Most organizations that are looking for an online learning platform are familiar with the learning management system (LMS), but a more recent — and quickly growing — development is the learning experience platform (LXP).
Both are software used to deliver training to employees, but the difference between the two is often unclear. Indeed, the line is more blurred than ever before, as many platforms in both categories attempt to catch up with the strengths of the other. But each type of platform was developed with a specific focus in mind, and the differences between these two options have to do with the features they focus on.
Many organizations could benefit from choosing an LXP. Here’s why:
LXPs Are Focused on User Experience
LMSs tend to keep the administrator in mind. They have feature-rich back ends that make it easy for administrators to keep track of the learning of thousands of employees spread over many locations and with many different roles. This capability is a priority for many companies, especially organizations that need to focus on compliance and risk management. These businesses use LMSs to ensure that no user lapses on his or her compliance training, which would open up the company to liability issues or fines in the event of a compliance audit.
LXPs, on the other hand, are developed primarily with the user in mind. They focus on building attractive learning spaces with personalized learning suggestions and user-friendly features, like social sharing, to make learning more appealing. LXP providers are interested in helping companies build an organizational learning culture through compelling, individualized content.

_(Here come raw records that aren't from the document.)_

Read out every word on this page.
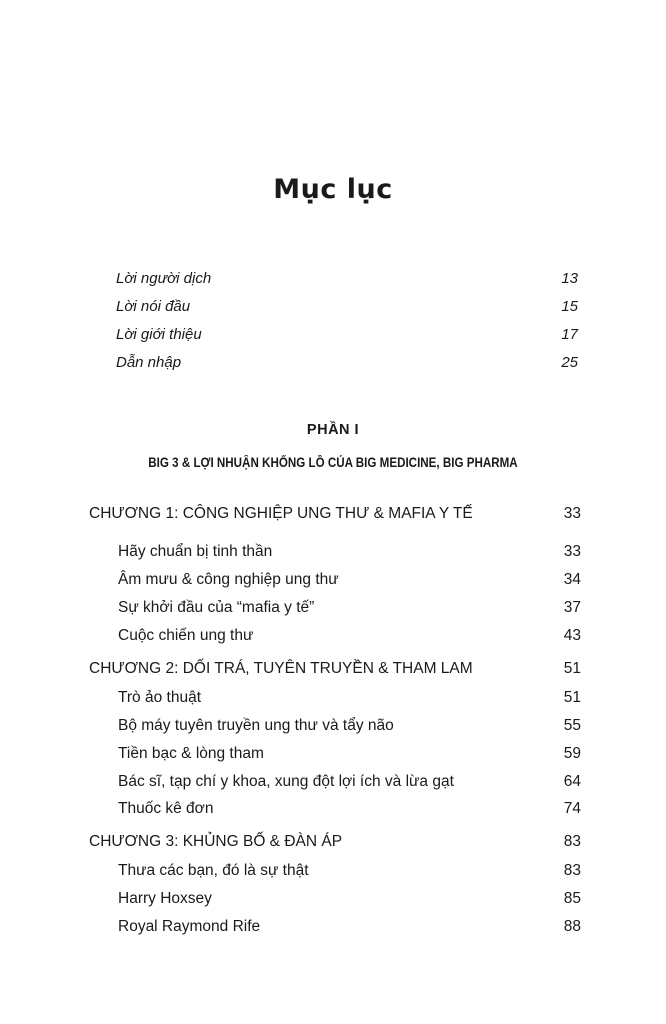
Mục lục
Lời người dịch	13
Lời nói đầu	15
Lời giới thiệu	17
Dẫn nhập	25
PHẦN I
BIG 3 & LỢI NHUẬN KHỔNG LỒ CỦA BIG MEDICINE, BIG PHARMA
CHƯƠNG 1: CÔNG NGHIỆP UNG THƯ & MAFIA Y TẾ	33
Hãy chuẩn bị tinh thần	33
Âm mưu & công nghiệp ung thư	34
Sự khởi đầu của “mafia y tế”	37
Cuộc chiến ung thư	43
CHƯƠNG 2: DỐI TRÁ, TUYÊN TRUYỀN & THAM LAM	51
Trò ảo thuật	51
Bộ máy tuyên truyền ung thư và tẩy não	55
Tiền bạc & lòng tham	59
Bác sĩ, tạp chí y khoa, xung đột lợi ích và lừa gạt	64
Thuốc kê đơn	74
CHƯƠNG 3: KHỦNG BỐ & ĐÀN ÁP	83
Thưa các bạn, đó là sự thật	83
Harry Hoxsey	85
Royal Raymond Rife	88
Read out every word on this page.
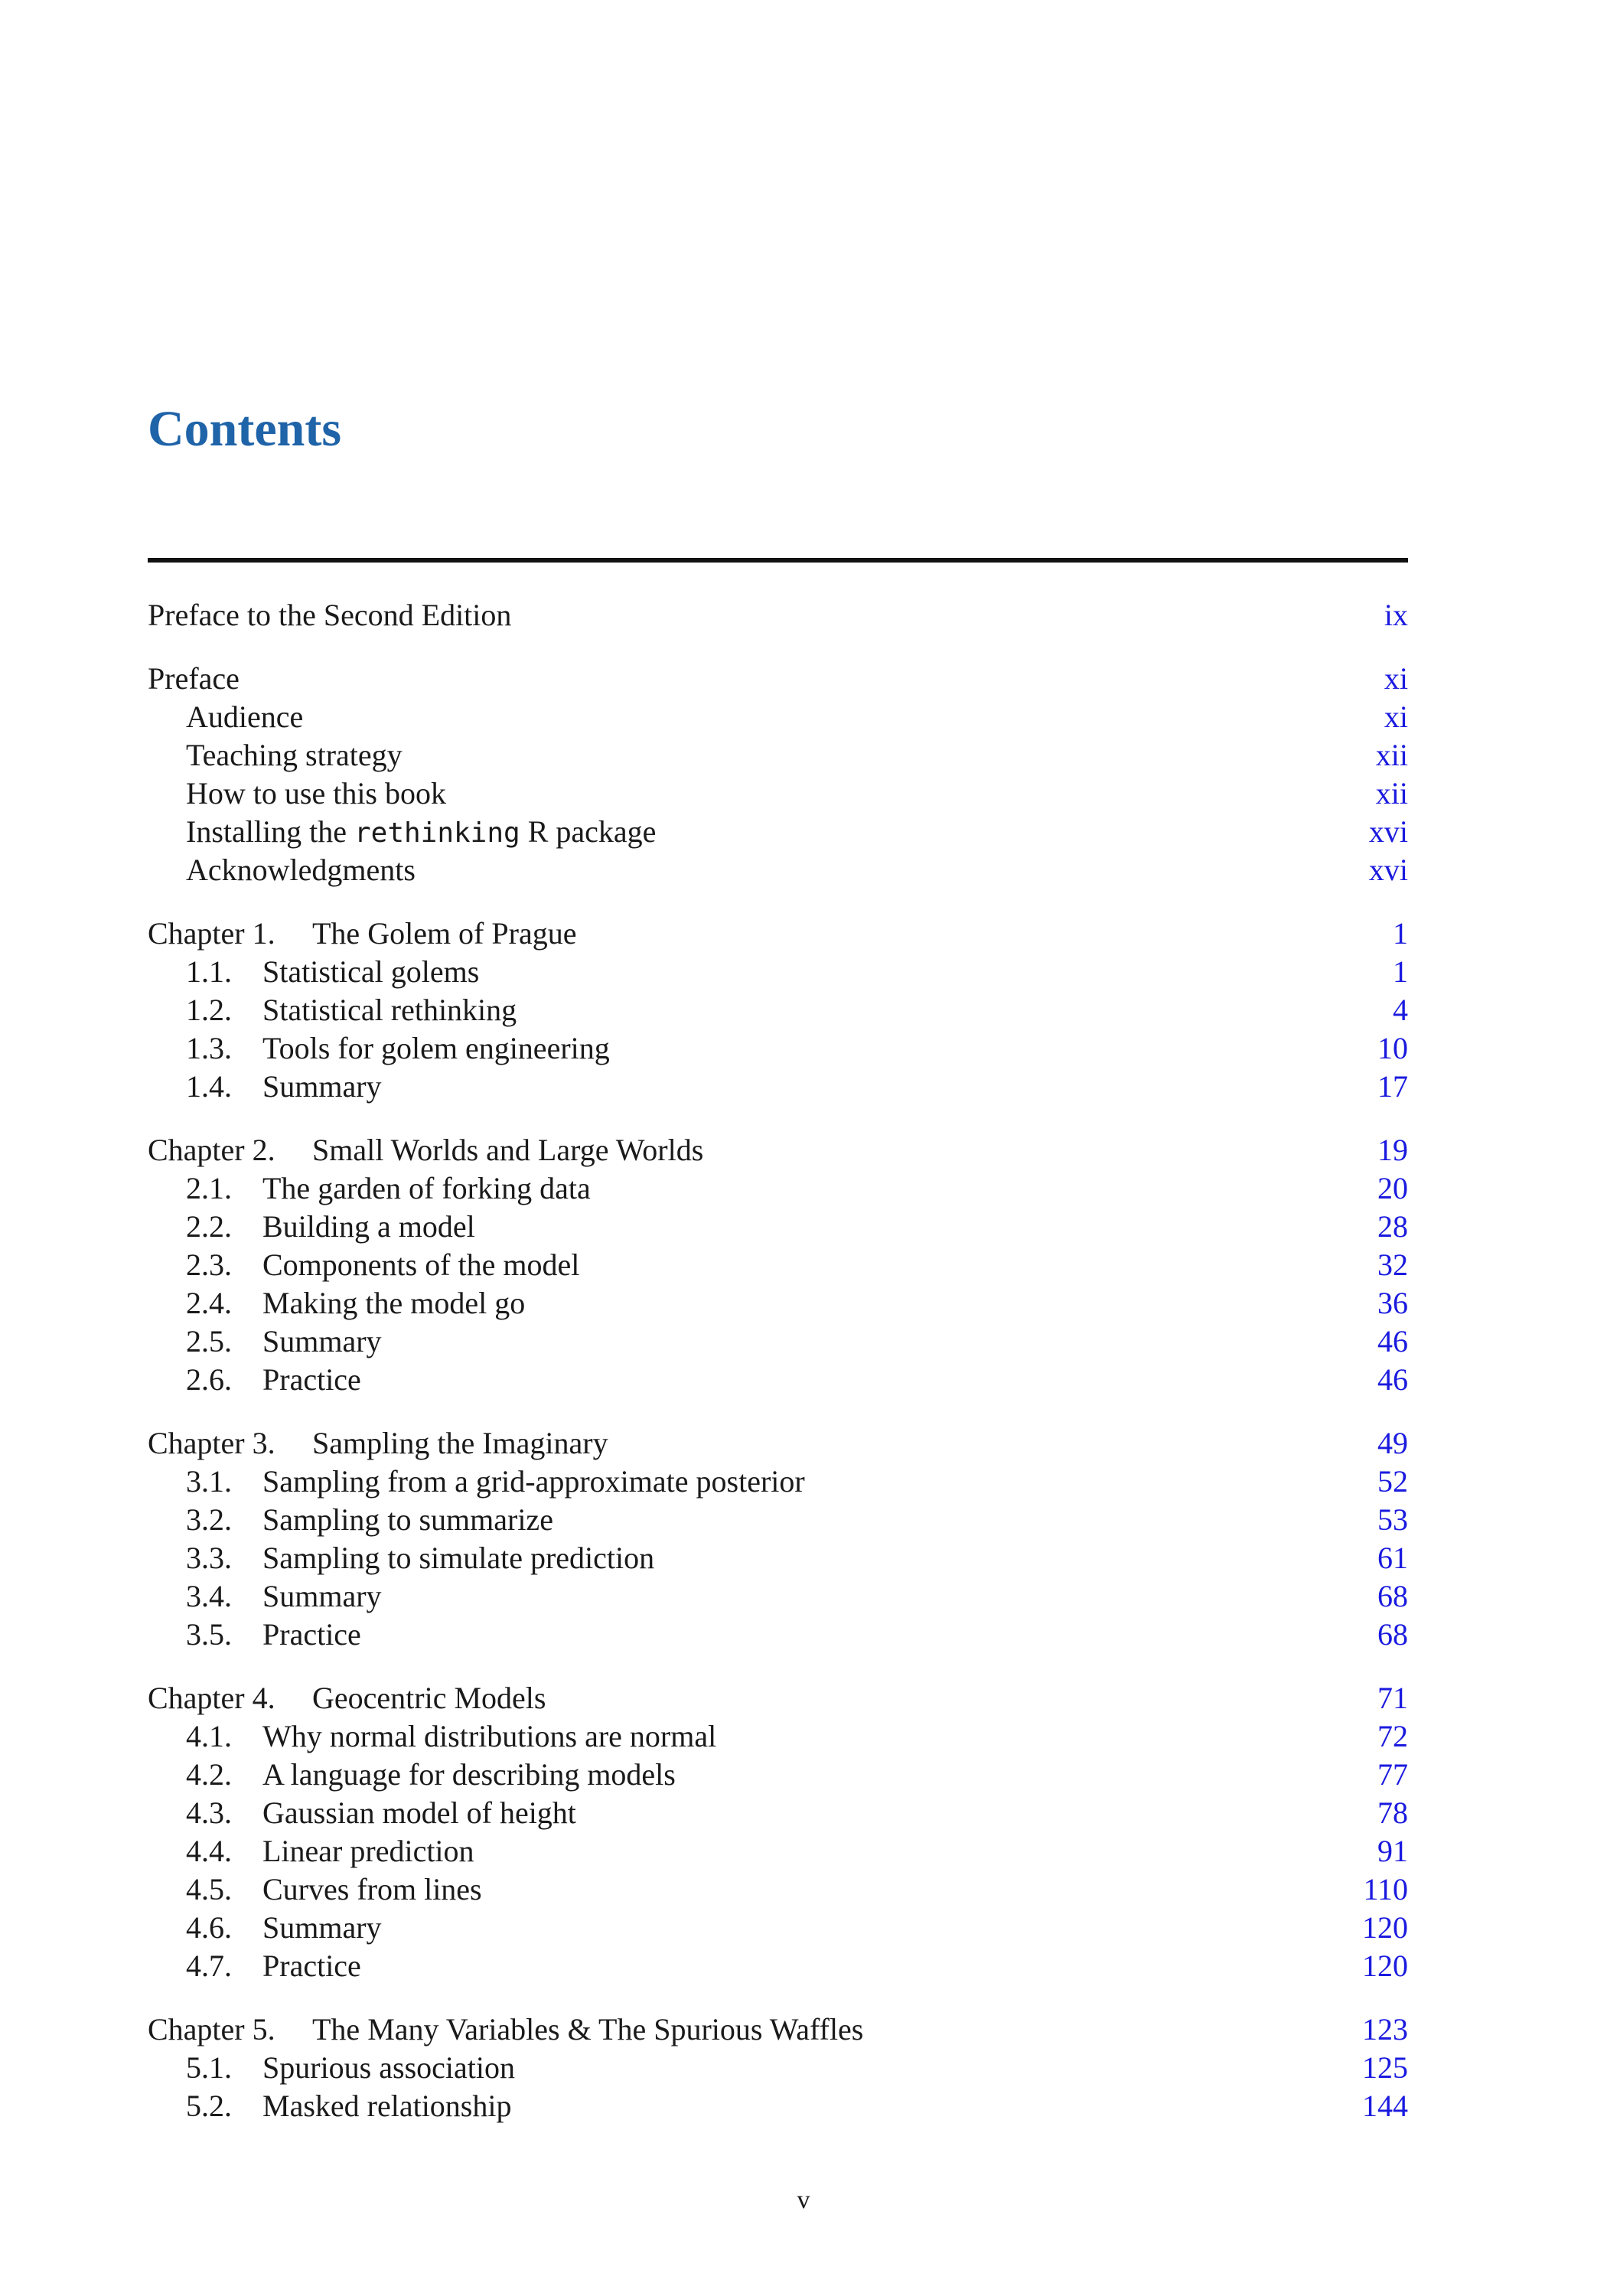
Contents
Preface to the Second Edition	ix
Preface	xi
Audience	xi
Teaching strategy	xii
How to use this book	xii
Installing the rethinking R package	xvi
Acknowledgments	xvi
Chapter 1.	The Golem of Prague	1
1.1.	Statistical golems	1
1.2.	Statistical rethinking	4
1.3.	Tools for golem engineering	10
1.4.	Summary	17
Chapter 2.	Small Worlds and Large Worlds	19
2.1.	The garden of forking data	20
2.2.	Building a model	28
2.3.	Components of the model	32
2.4.	Making the model go	36
2.5.	Summary	46
2.6.	Practice	46
Chapter 3.	Sampling the Imaginary	49
3.1.	Sampling from a grid-approximate posterior	52
3.2.	Sampling to summarize	53
3.3.	Sampling to simulate prediction	61
3.4.	Summary	68
3.5.	Practice	68
Chapter 4.	Geocentric Models	71
4.1.	Why normal distributions are normal	72
4.2.	A language for describing models	77
4.3.	Gaussian model of height	78
4.4.	Linear prediction	91
4.5.	Curves from lines	110
4.6.	Summary	120
4.7.	Practice	120
Chapter 5.	The Many Variables & The Spurious Waffles	123
5.1.	Spurious association	125
5.2.	Masked relationship	144
v
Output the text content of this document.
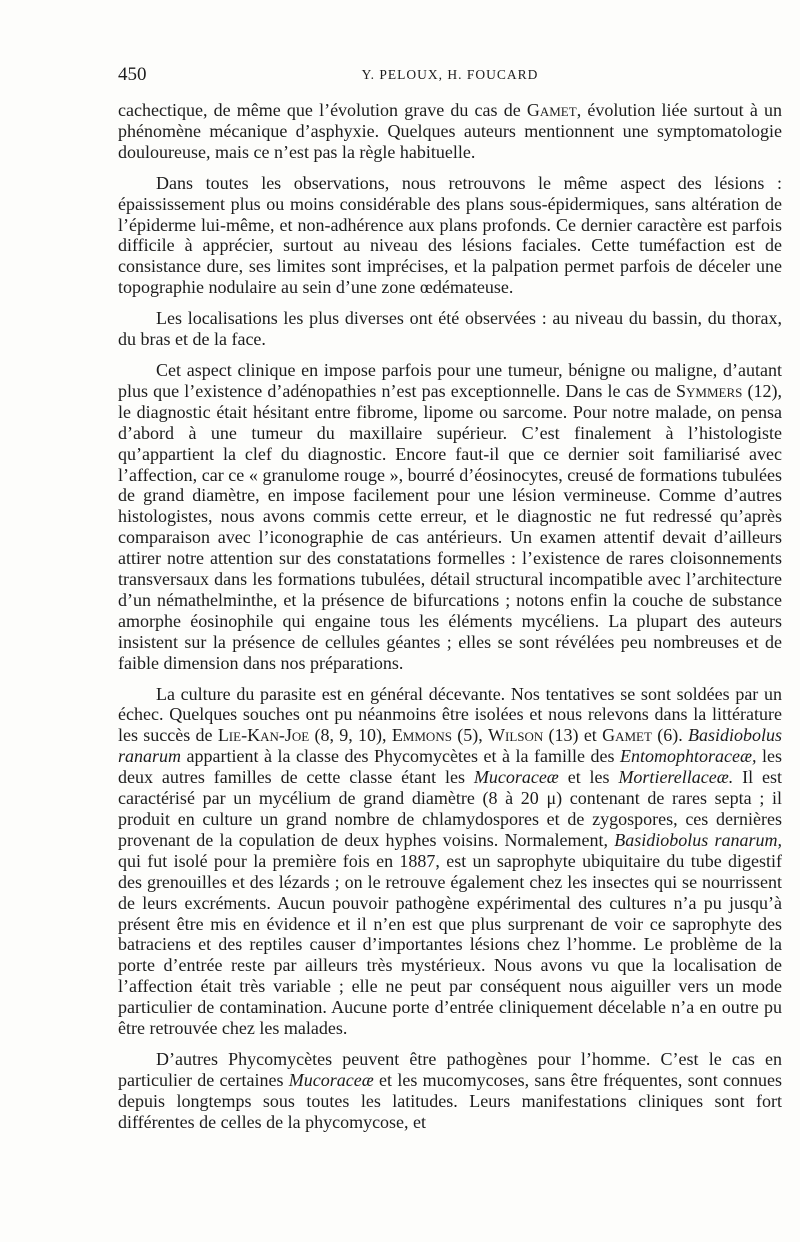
450	Y. PELOUX, H. FOUCARD

cachectique, de même que l’évolution grave du cas de Gamet, évolution liée surtout à un phénomène mécanique d’asphyxie. Quelques auteurs mentionnent une symptomatologie douloureuse, mais ce n’est pas la règle habituelle.

Dans toutes les observations, nous retrouvons le même aspect des lésions : épaississement plus ou moins considérable des plans sous-épidermiques, sans altération de l’épiderme lui-même, et non-adhérence aux plans profonds. Ce dernier caractère est parfois difficile à apprécier, surtout au niveau des lésions faciales. Cette tuméfaction est de consistance dure, ses limites sont imprécises, et la palpation permet parfois de déceler une topographie nodulaire au sein d’une zone œdémateuse.

Les localisations les plus diverses ont été observées : au niveau du bassin, du thorax, du bras et de la face.

Cet aspect clinique en impose parfois pour une tumeur, bénigne ou maligne, d’autant plus que l’existence d’adénopathies n’est pas exceptionnelle. Dans le cas de Symmers (12), le diagnostic était hésitant entre fibrome, lipome ou sarcome. Pour notre malade, on pensa d’abord à une tumeur du maxillaire supérieur. C’est finalement à l’histologiste qu’appartient la clef du diagnostic. Encore faut-il que ce dernier soit familiarisé avec l’affection, car ce « granulome rouge », bourré d’éosinocytes, creusé de formations tubulées de grand diamètre, en impose facilement pour une lésion vermineuse. Comme d’autres histologistes, nous avons commis cette erreur, et le diagnostic ne fut redressé qu’après comparaison avec l’iconographie de cas antérieurs. Un examen attentif devait d’ailleurs attirer notre attention sur des constatations formelles : l’existence de rares cloisonnements transversaux dans les formations tubulées, détail structural incompatible avec l’architecture d’un némathelminthe, et la présence de bifurcations ; notons enfin la couche de substance amorphe éosinophile qui engaine tous les éléments mycéliens. La plupart des auteurs insistent sur la présence de cellules géantes ; elles se sont révélées peu nombreuses et de faible dimension dans nos préparations.

La culture du parasite est en général décevante. Nos tentatives se sont soldées par un échec. Quelques souches ont pu néanmoins être isolées et nous relevons dans la littérature les succès de Lie-Kan-Joe (8, 9, 10), Emmons (5), Wilson (13) et Gamet (6). Basidiobolus ranarum appartient à la classe des Phycomycètes et à la famille des Entomophtoraceæ, les deux autres familles de cette classe étant les Mucoraceæ et les Mortierellaceæ. Il est caractérisé par un mycélium de grand diamètre (8 à 20 μ) contenant de rares septa ; il produit en culture un grand nombre de chlamydospores et de zygospores, ces dernières provenant de la copulation de deux hyphes voisins. Normalement, Basidiobolus ranarum, qui fut isolé pour la première fois en 1887, est un saprophyte ubiquitaire du tube digestif des grenouilles et des lézards ; on le retrouve également chez les insectes qui se nourrissent de leurs excréments. Aucun pouvoir pathogène expérimental des cultures n’a pu jusqu’à présent être mis en évidence et il n’en est que plus surprenant de voir ce saprophyte des batraciens et des reptiles causer d’importantes lésions chez l’homme. Le problème de la porte d’entrée reste par ailleurs très mystérieux. Nous avons vu que la localisation de l’affection était très variable ; elle ne peut par conséquent nous aiguiller vers un mode particulier de contamination. Aucune porte d’entrée cliniquement décelable n’a en outre pu être retrouvée chez les malades.

D’autres Phycomycètes peuvent être pathogènes pour l’homme. C’est le cas en particulier de certaines Mucoraceæ et les mucomycoses, sans être fréquentes, sont connues depuis longtemps sous toutes les latitudes. Leurs manifestations cliniques sont fort différentes de celles de la phycomycose, et
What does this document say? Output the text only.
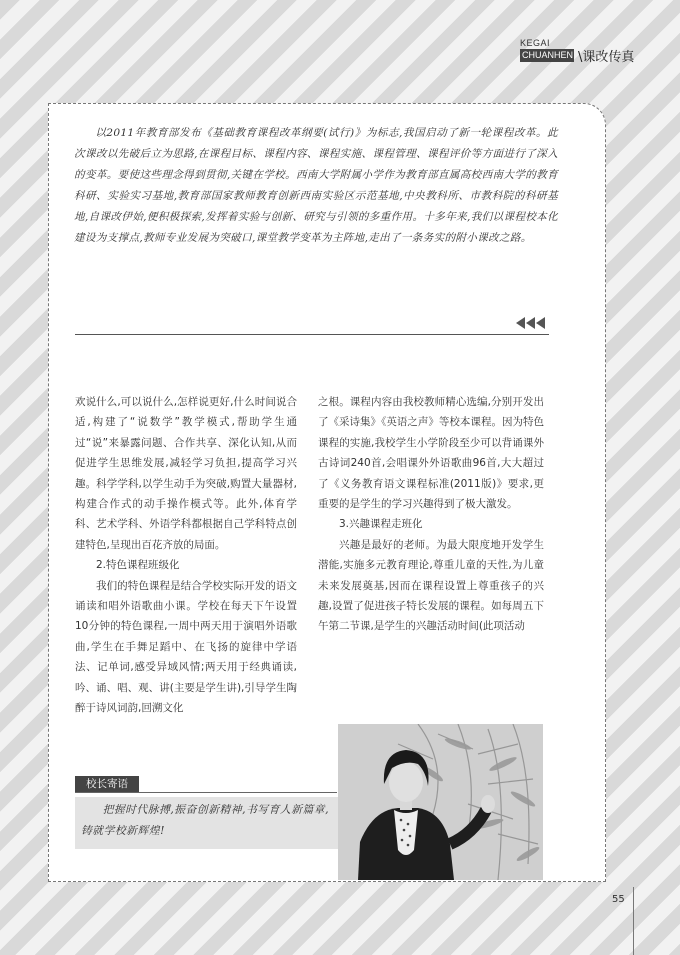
KEGAI
CHUANHEN \课改传真

以2011年教育部发布《基础教育课程改革纲要(试行)》为标志,我国启动了新一轮课程改革。此次课改以先破后立为思路,在课程目标、课程内容、课程实施、课程管理、课程评价等方面进行了深入的变革。要使这些理念得到贯彻,关键在学校。西南大学附属小学作为教育部直属高校西南大学的教育科研、实验实习基地,教育部国家教师教育创新西南实验区示范基地,中央教科所、市教科院的科研基地,自课改伊始,便积极探索,发挥着实验与创新、研究与引领的多重作用。十多年来,我们以课程校本化建设为支撑点,教师专业发展为突破口,课堂教学变革为主阵地,走出了一条务实的附小课改之路。

欢说什么,可以说什么,怎样说更好,什么时间说合适,构建了“说数学”教学模式,帮助学生通过“说”来暴露问题、合作共享、深化认知,从而促进学生思维发展,减轻学习负担,提高学习兴趣。科学学科,以学生动手为突破,购置大量器材,构建合作式的动手操作模式等。此外,体育学科、艺术学科、外语学科都根据自己学科特点创建特色,呈现出百花齐放的局面。

2.特色课程班级化

我们的特色课程是结合学校实际开发的语文诵读和唱外语歌曲小课。学校在每天下午设置10分钟的特色课程,一周中两天用于演唱外语歌曲,学生在手舞足蹈中、在飞扬的旋律中学语法、记单词,感受异域风情;两天用于经典诵读,吟、诵、唱、观、讲(主要是学生讲),引导学生陶醉于诗风词韵,回溯文化

之根。课程内容由我校教师精心选编,分别开发出了《采诗集》《英语之声》等校本课程。因为特色课程的实施,我校学生小学阶段至少可以背诵课外古诗词240首,会唱课外外语歌曲96首,大大超过了《义务教育语文课程标准(2011版)》要求,更重要的是学生的学习兴趣得到了极大激发。

3.兴趣课程走班化

兴趣是最好的老师。为最大限度地开发学生潜能,实施多元教育理论,尊重儿童的天性,为儿童未来发展奠基,因而在课程设置上尊重孩子的兴趣,设置了促进孩子特长发展的课程。如每周五下午第二节课,是学生的兴趣活动时间(此项活动

校长寄语

把握时代脉搏,振奋创新精神,书写育人新篇章,铸就学校新辉煌!

55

There are fewer LXPs with complex administrative tools, but there are plenty that now have at least some of those tools built in. There are also LMSs with beautiful interfaces and personalized learning playlists. It’s important to choose the tool whose features meet your organization’s specific needs.
LXPs Help Build Learning Cultures
If your organization is looking to use eLearning to engage employees with continuous learning in their field, distribute wellness training and other types of personal learning resources, or encourage learners to make a habit of just-in-time learning, the LXP is for you.
LXP features can attract users into incorporating regular learning into their work life. While some training on an LXP may be required, such as compliance training, LXPs are a great delivery system for training that appeals to more intrinsic motivators. They are aesthetically pleasing, are intuitive to use and make suggestions for users to guide their learning with personalized training, helping them discover the full extent of learning resources available to them.
On the other hand, users will abandon a platform that is unpleasant to use except when they have to complete mandatory training. Similarly, if a platform is difficult to explore, users will have a difficult time finding new training and taking advantage of all the platform has to offer.
LXPs Are Simple to Use
Being less feature-rich on the back end, LXPs are typically relatively simple to use for both learners and administrators. This ease of use is appealing for a variety of organizations. Smaller organizations, for example, may not want or need complex administrative features. Organizations with relatively simple training needs may prefer not to learn a complex software tool.
There are also organizations with small or nonexistent learning and development (L&D) teams, and the learning platform needs to be simple enough for a human resources (HR) professional to manage as one of many tasks in his or her role.
Other organizations need a platform that will make it easy to distribute training to external users who might only use the platform once or twice and, therefore, would prefer using a platform without a large learning curve.
All of these types of organizations may find what they’re looking for in an LXP.
LXPs Are the Best Fit for Many Organizations
LXPs came along to meet the needs of organizations looking for friendly, easy-to-learn software to help build their learning cultures and distribute uncomplicated training. While LMSs have advanced in order to compete with LXPs — and vice versa — the LXP market is still the place to start for organizations seeking a platform with these learner-focused traits.